Shomorony Ilan, Kim Samuel H, Courtade Thomas A, Tse David N C
Department of Electrical Engineering & Computer Sciences, University of California, Berkeley, CA, USA.
Department of Electrical Engineering & Computer Sciences, University of California, Berkeley, CA, USA Department of Electrical Engineering, Stanford University, Stanford, CA, USA.
Bioinformatics. 2016 Sep 1;32(17):i494-i502. doi: 10.1093/bioinformatics/btw450.
In the context of third-generation long-read sequencing technologies, read-overlap-based approaches are expected to play a central role in the assembly step. A fundamental challenge in assembling from a read-overlap graph is that the true sequence corresponds to a Hamiltonian path on the graph, and, under most formulations, the assembly problem becomes NP-hard, restricting practical approaches to heuristics. In this work, we avoid this seemingly fundamental barrier by first setting the computational complexity issue aside, and seeking an algorithm that targets information limits In particular, we consider a basic feasibility question: when does the set of reads contain enough information to allow unambiguous reconstruction of the true sequence?
Based on insights from this information feasibility question, we present an algorithm-the Not-So-Greedy algorithm-to construct a sparse read-overlap graph. Unlike most other assembly algorithms, Not-So-Greedy comes with a performance guarantee: whenever information feasibility conditions are satisfied, the algorithm reduces the assembly problem to an Eulerian path problem on the resulting graph, and can thus be solved in linear time.

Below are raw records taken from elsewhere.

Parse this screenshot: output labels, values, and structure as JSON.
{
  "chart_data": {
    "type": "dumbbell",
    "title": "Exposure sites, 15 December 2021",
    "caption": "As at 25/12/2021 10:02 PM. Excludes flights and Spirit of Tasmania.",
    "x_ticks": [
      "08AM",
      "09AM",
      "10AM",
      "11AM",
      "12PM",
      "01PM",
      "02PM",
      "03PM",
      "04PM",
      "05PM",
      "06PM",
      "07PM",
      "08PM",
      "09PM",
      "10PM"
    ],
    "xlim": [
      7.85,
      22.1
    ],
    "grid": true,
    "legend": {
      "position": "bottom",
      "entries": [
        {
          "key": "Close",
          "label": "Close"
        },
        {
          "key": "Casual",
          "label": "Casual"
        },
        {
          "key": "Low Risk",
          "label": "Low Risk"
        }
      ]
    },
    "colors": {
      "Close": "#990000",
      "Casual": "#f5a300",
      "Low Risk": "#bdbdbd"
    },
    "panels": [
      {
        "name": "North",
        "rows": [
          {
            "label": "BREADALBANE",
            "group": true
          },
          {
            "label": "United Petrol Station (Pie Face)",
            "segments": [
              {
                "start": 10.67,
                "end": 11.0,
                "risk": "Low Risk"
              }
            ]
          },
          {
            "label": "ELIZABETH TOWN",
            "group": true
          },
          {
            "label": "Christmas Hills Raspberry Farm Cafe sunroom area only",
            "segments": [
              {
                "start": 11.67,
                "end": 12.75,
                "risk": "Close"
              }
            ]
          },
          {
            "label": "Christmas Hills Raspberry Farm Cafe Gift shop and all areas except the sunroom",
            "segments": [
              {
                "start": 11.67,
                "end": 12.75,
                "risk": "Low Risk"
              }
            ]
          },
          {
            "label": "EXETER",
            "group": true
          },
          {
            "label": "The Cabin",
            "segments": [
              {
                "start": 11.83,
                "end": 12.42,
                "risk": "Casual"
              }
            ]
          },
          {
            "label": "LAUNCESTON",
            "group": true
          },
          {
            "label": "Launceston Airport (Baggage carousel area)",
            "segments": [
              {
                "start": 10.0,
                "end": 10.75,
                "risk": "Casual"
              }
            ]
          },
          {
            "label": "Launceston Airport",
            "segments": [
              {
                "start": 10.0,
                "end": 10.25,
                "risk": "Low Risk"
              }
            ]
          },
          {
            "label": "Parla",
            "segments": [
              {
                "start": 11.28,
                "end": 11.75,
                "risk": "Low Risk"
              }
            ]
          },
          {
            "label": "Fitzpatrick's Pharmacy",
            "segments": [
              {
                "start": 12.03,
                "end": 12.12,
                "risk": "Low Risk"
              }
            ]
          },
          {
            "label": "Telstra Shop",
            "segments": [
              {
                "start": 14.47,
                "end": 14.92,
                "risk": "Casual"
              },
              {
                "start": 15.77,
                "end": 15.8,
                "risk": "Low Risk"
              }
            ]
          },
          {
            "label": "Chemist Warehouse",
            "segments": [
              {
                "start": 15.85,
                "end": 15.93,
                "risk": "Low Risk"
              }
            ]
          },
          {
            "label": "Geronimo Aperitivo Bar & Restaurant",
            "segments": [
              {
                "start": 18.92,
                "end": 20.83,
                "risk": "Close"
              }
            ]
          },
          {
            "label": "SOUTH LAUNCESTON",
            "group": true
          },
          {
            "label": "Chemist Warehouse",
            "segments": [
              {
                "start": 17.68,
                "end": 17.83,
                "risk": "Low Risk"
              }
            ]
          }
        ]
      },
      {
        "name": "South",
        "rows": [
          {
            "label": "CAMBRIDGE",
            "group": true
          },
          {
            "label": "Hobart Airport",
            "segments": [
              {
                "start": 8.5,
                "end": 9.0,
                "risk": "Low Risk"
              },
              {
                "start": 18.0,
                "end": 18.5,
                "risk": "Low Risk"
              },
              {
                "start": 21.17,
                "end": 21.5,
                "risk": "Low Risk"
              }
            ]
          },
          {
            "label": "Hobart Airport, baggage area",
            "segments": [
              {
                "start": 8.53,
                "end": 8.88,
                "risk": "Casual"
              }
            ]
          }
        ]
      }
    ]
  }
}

In practice, this theoretical guarantee translates into assemblies of higher quality. Evaluations on both simulated reads from real genomes and a PacBio Escherichia coli K12 dataset demonstrate that Not-So-Greedy compares favorably with standard string graph approaches in terms of accuracy of the resulting read-overlap graph and contig N50.
Available at github.com/samhykim/nsg
courtade@eecs.berkeley.edu or dntse@stanford.edu
Supplementary data are available at Bioinformatics online.
在第三代长读长测序技术的背景下,基于读段重叠的方法有望在组装步骤中发挥核心作用。从读段重叠图进行组装的一个基本挑战是,真实序列对应于图上的一条哈密顿路径,并且在大多数情况下,组装问题会变成NP难问题,这使得实际方法只能采用启发式算法。在这项工作中,我们先将计算复杂性问题搁置一旁,转而寻求一种针对信息限制的算法,从而避开了这个看似根本性的障碍。具体而言,我们考虑一个基本的可行性问题:读段集合何时包含足够的信息以实现对真实序列的明确重建?
基于对这个信息可行性问题的见解,我们提出了一种算法——非贪婪算法——来构建一个稀疏读段重叠图。与大多数其他组装算法不同,非贪婪算法具有性能保证:只要满足信息可行性条件,该算法就能将组装问题简化为所得图上的欧拉路径问题,因此可以在线性时间内求解。在实际应用中,这种理论保证转化为更高质量的组装结果。对来自真实基因组的模拟读段以及一个PacBio大肠杆菌K12数据集的评估表明,在所得读段重叠图的准确性和重叠群N50方面,非贪婪算法优于标准的弦图方法。
可在github.com/samhykim/nsg获取
courtade@eecs.berkeley.edu或dntse@stanford.edu
补充数据可在《生物信息学》在线获取。